While it’s true that the nuclear reactor operator has the first responsibility for safety, and it’s the state that has regulatory oversight, nuclear safety is clearly a global governance issue. We’re moving beyond the point where states can simply call this a sovereignty issue given that radioactivity from nuclear accidents tends to cross borders and become an international issue.
Emergency preparedness is the second issue that should be addressed in any action plan. Though some states might think that having a greater coordinating role in nuclear accidents is too intrusive, the agency could have pre-positioned diesel backup pumping systems, or other types of stored equipment, perhaps coordinated on a regional basis, for future nuclear crises.

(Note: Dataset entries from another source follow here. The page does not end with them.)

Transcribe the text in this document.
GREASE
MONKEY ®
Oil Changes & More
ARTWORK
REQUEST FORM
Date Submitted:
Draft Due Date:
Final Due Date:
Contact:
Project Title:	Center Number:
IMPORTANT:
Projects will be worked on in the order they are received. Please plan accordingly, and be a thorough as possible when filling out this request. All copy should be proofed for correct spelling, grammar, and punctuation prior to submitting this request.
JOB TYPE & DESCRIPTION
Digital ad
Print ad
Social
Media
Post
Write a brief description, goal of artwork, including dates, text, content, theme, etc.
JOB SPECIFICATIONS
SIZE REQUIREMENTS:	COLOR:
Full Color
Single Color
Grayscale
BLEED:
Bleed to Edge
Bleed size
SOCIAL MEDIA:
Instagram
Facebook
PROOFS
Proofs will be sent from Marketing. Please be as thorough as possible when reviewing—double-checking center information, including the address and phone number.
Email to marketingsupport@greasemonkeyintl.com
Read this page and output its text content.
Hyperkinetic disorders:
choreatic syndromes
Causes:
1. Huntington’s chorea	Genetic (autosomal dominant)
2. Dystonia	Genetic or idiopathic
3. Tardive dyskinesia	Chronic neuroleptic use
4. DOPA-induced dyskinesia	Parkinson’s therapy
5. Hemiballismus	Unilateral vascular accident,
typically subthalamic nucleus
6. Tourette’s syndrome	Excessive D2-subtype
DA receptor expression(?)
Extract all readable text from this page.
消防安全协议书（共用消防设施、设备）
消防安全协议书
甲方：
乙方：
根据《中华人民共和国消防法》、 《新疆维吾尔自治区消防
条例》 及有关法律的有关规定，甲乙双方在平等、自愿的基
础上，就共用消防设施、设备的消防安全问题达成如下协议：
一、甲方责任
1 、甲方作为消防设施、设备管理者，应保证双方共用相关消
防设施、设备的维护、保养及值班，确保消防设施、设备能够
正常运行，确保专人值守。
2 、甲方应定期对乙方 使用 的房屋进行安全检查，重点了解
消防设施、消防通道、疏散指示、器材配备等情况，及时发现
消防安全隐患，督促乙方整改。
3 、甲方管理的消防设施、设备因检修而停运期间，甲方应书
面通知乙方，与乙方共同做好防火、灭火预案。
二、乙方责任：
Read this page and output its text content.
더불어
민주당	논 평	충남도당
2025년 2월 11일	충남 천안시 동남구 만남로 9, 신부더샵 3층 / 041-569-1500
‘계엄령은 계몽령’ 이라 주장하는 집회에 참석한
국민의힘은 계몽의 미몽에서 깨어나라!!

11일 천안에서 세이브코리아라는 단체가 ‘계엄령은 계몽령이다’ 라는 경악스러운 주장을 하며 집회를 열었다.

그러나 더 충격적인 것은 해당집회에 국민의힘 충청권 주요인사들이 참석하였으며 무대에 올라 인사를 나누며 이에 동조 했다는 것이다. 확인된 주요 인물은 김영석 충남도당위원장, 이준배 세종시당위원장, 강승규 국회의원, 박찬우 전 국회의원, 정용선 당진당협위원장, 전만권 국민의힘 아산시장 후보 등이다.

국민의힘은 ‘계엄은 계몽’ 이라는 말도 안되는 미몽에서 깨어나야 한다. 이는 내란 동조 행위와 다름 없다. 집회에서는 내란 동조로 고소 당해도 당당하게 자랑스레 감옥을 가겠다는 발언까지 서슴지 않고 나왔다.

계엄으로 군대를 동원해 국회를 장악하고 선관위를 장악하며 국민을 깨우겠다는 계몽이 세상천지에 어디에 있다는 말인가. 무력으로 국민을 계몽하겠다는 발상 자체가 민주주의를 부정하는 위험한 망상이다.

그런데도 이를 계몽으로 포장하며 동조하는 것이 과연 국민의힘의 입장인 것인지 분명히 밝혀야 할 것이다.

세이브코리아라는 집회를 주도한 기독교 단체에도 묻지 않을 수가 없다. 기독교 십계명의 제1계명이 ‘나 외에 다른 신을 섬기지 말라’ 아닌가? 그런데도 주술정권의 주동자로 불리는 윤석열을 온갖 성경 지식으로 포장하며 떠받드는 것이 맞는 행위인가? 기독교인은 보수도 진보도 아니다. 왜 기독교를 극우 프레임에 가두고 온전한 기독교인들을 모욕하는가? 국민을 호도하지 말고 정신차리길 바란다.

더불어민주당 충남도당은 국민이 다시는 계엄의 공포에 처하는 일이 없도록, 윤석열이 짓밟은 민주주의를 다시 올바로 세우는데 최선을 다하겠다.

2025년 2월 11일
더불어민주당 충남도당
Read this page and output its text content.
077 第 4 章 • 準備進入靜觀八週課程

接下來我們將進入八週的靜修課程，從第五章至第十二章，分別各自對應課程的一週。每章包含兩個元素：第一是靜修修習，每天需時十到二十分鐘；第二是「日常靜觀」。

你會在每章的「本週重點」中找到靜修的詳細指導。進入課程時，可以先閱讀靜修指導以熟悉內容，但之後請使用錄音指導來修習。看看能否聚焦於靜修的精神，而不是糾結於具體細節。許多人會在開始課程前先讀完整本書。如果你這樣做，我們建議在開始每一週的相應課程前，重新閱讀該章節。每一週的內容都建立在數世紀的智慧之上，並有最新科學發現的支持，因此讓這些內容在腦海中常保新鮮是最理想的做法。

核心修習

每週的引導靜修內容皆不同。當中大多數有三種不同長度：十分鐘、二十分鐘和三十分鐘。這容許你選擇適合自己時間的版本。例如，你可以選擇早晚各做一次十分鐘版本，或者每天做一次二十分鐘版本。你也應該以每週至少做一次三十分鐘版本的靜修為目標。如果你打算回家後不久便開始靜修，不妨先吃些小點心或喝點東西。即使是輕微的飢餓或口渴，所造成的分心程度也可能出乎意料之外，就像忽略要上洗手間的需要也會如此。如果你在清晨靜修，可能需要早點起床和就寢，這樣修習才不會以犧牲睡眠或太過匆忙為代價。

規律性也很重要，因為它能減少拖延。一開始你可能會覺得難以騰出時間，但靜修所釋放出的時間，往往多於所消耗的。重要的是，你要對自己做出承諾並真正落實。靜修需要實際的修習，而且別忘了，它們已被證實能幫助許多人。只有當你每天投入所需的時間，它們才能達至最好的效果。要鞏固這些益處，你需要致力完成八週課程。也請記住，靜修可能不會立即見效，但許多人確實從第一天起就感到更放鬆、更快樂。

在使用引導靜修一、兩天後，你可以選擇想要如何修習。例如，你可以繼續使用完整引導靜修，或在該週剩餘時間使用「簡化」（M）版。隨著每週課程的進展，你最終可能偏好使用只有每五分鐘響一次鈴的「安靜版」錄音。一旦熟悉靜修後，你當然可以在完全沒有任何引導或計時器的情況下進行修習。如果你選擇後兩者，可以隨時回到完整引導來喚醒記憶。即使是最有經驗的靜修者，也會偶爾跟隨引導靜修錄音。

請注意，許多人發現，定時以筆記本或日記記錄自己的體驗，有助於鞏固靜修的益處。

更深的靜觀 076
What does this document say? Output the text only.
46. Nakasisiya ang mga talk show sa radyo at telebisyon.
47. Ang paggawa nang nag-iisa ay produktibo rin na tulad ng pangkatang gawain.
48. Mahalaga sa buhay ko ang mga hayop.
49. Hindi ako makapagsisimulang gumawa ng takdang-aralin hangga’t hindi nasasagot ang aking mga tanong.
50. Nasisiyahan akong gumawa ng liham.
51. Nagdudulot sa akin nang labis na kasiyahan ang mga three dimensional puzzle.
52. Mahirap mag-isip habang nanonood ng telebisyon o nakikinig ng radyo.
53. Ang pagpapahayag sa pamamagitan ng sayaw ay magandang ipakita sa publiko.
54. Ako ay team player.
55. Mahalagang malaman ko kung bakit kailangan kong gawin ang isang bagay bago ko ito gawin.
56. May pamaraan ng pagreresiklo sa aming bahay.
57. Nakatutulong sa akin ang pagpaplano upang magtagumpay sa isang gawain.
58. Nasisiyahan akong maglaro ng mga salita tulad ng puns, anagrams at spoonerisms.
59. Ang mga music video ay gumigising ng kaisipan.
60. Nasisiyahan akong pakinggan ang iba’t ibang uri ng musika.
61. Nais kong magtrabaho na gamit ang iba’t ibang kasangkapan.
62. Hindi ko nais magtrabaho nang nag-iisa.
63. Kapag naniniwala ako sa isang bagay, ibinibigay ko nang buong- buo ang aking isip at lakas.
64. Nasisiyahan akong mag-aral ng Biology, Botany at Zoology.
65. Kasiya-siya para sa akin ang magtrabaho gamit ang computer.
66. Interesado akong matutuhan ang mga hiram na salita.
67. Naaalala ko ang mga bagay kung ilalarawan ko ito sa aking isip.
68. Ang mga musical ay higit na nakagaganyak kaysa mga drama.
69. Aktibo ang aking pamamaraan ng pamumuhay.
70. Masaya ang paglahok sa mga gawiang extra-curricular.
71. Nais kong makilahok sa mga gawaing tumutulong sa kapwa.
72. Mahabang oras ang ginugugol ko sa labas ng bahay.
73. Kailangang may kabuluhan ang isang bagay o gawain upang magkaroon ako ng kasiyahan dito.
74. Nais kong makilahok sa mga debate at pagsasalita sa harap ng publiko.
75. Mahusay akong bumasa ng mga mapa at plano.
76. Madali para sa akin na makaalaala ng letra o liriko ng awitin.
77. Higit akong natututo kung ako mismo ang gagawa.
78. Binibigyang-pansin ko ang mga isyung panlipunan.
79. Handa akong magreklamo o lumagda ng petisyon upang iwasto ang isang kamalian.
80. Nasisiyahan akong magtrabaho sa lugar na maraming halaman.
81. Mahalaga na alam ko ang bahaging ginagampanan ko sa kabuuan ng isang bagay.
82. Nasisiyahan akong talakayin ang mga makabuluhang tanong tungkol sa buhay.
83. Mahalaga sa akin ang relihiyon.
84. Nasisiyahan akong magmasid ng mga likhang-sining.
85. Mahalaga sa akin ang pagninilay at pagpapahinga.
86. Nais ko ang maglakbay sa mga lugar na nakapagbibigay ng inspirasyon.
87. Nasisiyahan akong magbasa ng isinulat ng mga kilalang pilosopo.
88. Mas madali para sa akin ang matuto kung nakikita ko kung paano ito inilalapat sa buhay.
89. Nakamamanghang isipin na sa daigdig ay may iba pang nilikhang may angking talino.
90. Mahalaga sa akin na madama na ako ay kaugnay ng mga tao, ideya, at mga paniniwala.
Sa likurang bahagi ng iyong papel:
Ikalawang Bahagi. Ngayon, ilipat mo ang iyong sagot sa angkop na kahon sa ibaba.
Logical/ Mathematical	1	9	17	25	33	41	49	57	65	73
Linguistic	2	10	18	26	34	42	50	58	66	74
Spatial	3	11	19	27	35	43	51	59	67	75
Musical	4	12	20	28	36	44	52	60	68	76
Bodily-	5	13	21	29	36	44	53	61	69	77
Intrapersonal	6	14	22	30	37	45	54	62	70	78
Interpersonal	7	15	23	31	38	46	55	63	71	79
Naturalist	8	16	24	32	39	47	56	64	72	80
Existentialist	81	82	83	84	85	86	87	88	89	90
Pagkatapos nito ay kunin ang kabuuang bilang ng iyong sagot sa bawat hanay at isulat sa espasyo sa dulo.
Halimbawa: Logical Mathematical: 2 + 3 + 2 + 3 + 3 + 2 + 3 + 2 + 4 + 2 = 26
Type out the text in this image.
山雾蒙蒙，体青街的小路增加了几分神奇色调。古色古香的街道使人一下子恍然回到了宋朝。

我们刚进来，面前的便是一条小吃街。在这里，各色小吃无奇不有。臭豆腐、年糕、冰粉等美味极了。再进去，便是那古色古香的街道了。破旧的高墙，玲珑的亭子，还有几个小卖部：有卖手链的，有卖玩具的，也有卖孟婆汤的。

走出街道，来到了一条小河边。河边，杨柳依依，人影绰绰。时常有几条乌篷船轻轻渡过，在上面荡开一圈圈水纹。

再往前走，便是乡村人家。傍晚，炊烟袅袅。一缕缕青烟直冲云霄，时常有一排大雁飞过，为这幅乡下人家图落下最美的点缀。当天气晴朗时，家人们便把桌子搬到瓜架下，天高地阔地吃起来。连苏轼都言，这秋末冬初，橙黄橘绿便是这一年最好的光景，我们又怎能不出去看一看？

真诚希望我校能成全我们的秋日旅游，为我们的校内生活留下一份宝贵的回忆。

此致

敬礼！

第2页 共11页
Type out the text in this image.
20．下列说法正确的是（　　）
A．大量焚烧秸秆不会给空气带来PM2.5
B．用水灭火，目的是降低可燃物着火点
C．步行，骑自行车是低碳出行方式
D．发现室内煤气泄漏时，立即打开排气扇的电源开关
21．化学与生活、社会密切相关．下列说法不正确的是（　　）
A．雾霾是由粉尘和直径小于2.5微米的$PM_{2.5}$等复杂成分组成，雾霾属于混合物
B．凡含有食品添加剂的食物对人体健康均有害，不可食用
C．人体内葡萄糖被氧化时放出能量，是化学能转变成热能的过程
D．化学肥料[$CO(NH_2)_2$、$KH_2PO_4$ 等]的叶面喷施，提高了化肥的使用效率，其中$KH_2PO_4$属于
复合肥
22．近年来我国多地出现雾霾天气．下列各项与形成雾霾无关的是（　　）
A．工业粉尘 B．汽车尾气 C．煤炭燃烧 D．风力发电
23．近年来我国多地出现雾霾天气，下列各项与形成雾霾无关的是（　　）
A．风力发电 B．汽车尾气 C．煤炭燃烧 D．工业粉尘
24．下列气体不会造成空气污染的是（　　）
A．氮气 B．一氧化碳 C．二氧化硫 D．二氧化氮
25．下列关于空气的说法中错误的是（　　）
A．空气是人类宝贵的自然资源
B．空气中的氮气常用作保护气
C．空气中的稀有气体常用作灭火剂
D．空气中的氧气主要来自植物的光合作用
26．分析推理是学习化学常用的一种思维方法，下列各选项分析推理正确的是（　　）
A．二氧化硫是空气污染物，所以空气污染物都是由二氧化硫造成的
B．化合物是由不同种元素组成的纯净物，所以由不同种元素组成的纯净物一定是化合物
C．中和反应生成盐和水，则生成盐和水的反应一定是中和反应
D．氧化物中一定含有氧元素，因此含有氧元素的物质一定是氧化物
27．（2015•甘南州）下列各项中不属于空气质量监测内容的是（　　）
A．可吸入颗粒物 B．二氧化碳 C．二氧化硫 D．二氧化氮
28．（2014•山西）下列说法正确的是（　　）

An important discussion that occurred during the ministerial meeting was on the agency being able to independently assess nuclear accidents. At Fukushima, one got the impression that the IAEA was simply taking information from the Japanese government and then retailing it, which is really not what you expect from an international organization. The IAEA will presumably now prepare to do its own independent assessments in the future rather than being passive observers and purveyors of information provided by states — which may inaccurately characterize situations. A neutral determination by the IAEA would avoid illogical rankings, such as elevating the crisis in Japan to the same level as the 1986 Chernobyl accident, even though the two are not really comparable.
The proposed action plan should also consider the idea of establishing a global body of nuclear regulators that would meet to exchange information and experience. Although the Convention on Nuclear Safety prescribes that each country should have an independent regulator, free as far as possible from the undue influence of politics and the nuclear industry, there is a need to define more clearly how this should be achieved. The idea would be to avoid conflicts of interest, such as in Japan where the regulatory body was under the authority of the government’s ministry of nuclear energy promotion and was subject to "regulatory capture" by the industry.